Unit 3.6.1 Additional exercises
¶The following are pretty challenging exercises. They stretch you to really think through the details. Or you may want to move on to Week 4, and return to these if you have extra energy in the end.
Homework 3.6.1.1.
You will have noticed that we only time certain problem sizes when we execute our performance experiments. The reason is that the implementations of MyGemm do not handle "edge cases" well: when the problem size is not a nice multiple of the blocking sizes that appear in the micro-kernel: \(m_R \text{,}\) \(n_R \text{,}\) and \(k_C \text{.}\)
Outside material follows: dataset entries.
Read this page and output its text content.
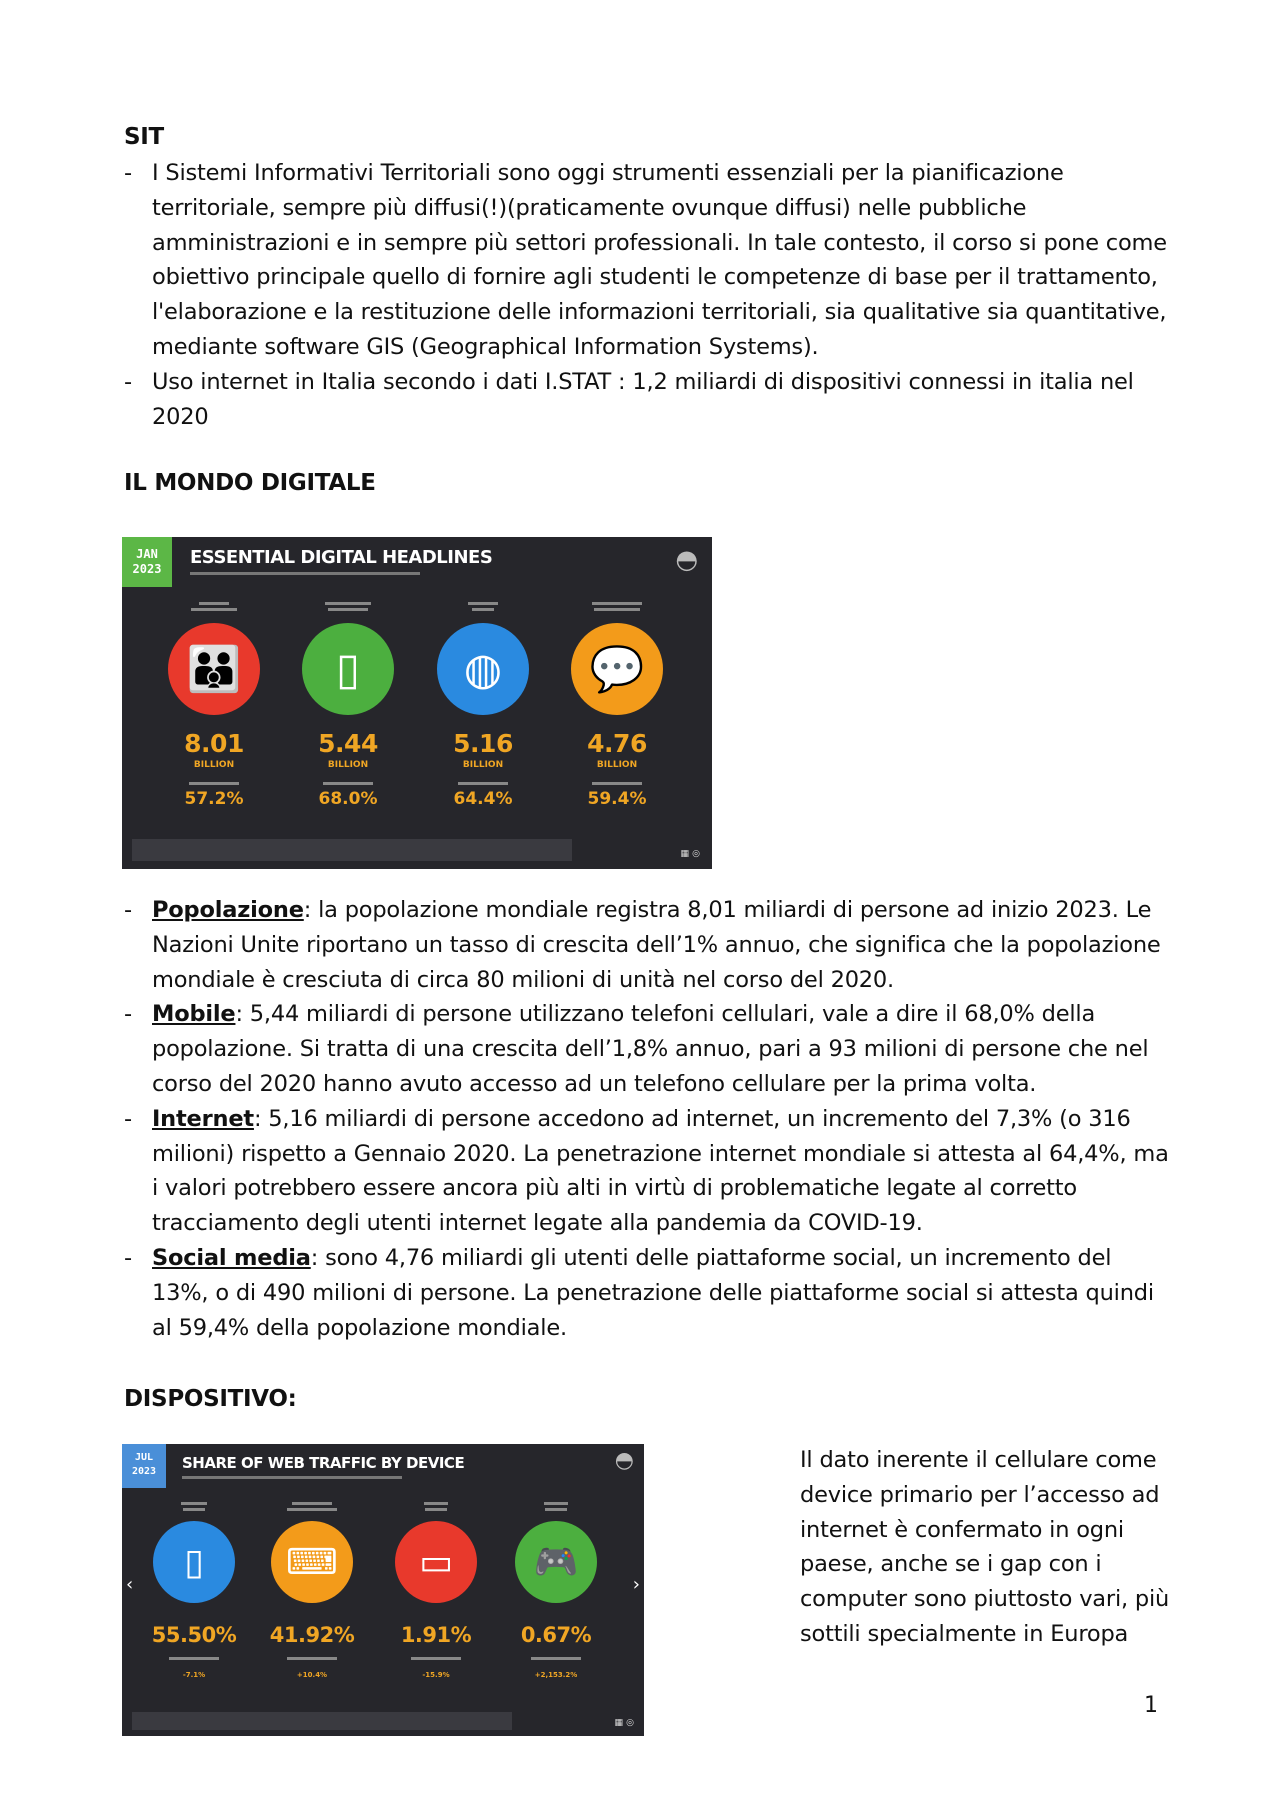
SIT
- I Sistemi Informativi Territoriali sono oggi strumenti essenziali per la pianificazione territoriale, sempre più diffusi(!)(praticamente ovunque diffusi) nelle pubbliche amministrazioni e in sempre più settori professionali. In tale contesto, il corso si pone come obiettivo principale quello di fornire agli studenti le competenze di base per il trattamento, l'elaborazione e la restituzione delle informazioni territoriali, sia qualitative sia quantitative, mediante software GIS (Geographical Information Systems).
- Uso internet in Italia secondo i dati I.STAT : 1,2 miliardi di dispositivi connessi in italia nel 2020
IL MONDO DIGITALE
JAN
2023
ESSENTIAL DIGITAL HEADLINES	◓
👪
8.01
BILLION
57.2%
▯
5.44
BILLION
68.0%
◍
5.16
BILLION
64.4%
💬
4.76
BILLION
59.4%
▦ ◎
- Popolazione: la popolazione mondiale registra 8,01 miliardi di persone ad inizio 2023. Le Nazioni Unite riportano un tasso di crescita dell’1% annuo, che significa che la popolazione mondiale è cresciuta di circa 80 milioni di unità nel corso del 2020.
- Mobile: 5,44 miliardi di persone utilizzano telefoni cellulari, vale a dire il 68,0% della popolazione. Si tratta di una crescita dell’1,8% annuo, pari a 93 milioni di persone che nel corso del 2020 hanno avuto accesso ad un telefono cellulare per la prima volta.
- Internet: 5,16 miliardi di persone accedono ad internet, un incremento del 7,3% (o 316 milioni) rispetto a Gennaio 2020. La penetrazione internet mondiale si attesta al 64,4%, ma i valori potrebbero essere ancora più alti in virtù di problematiche legate al corretto tracciamento degli utenti internet legate alla pandemia da COVID-19.
- Social media: sono 4,76 miliardi gli utenti delle piattaforme social, un incremento del 13%, o di 490 milioni di persone. La penetrazione delle piattaforme social si attesta quindi al 59,4% della popolazione mondiale.
DISPOSITIVO:
JUL
2023	SHARE OF WEB TRAFFIC BY DEVICE	◓
‹	›
▯
55.50%
-7.1%
⌨
41.92%
+10.4%
▭
1.91%
-15.9%
🎮
0.67%
+2,153.2%
▦ ◎
Il dato inerente il cellulare come device primario per l’accesso ad internet è confermato in ogni paese, anche se i gap con i computer sono piuttosto vari, più sottili specialmente in Europa
1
SInce our final, highest-performing implementations pack panels of \(B\) and blocks of \(A\text{,}\) much of the edge case problems can be handled by "padding" micro-panels with zeroes when the remaining micro-panel is not a "full" one. Also, one can compute a full micro-tile of \(C\) and then add it to a partial such submatrix of \(C\text{,}\) if a micro-tile that is encountered is not a full \(m_R \times n_R \) submatrix.
Reimplement MyGemm using these tricks so that it computes correctly for all sizes \(m\text{,}\) \(n\text{,}\) and \(k\text{.}\)
Homework 3.6.1.2.
Implement the practical Strassen algorithm discussed in Unit 3.5.4.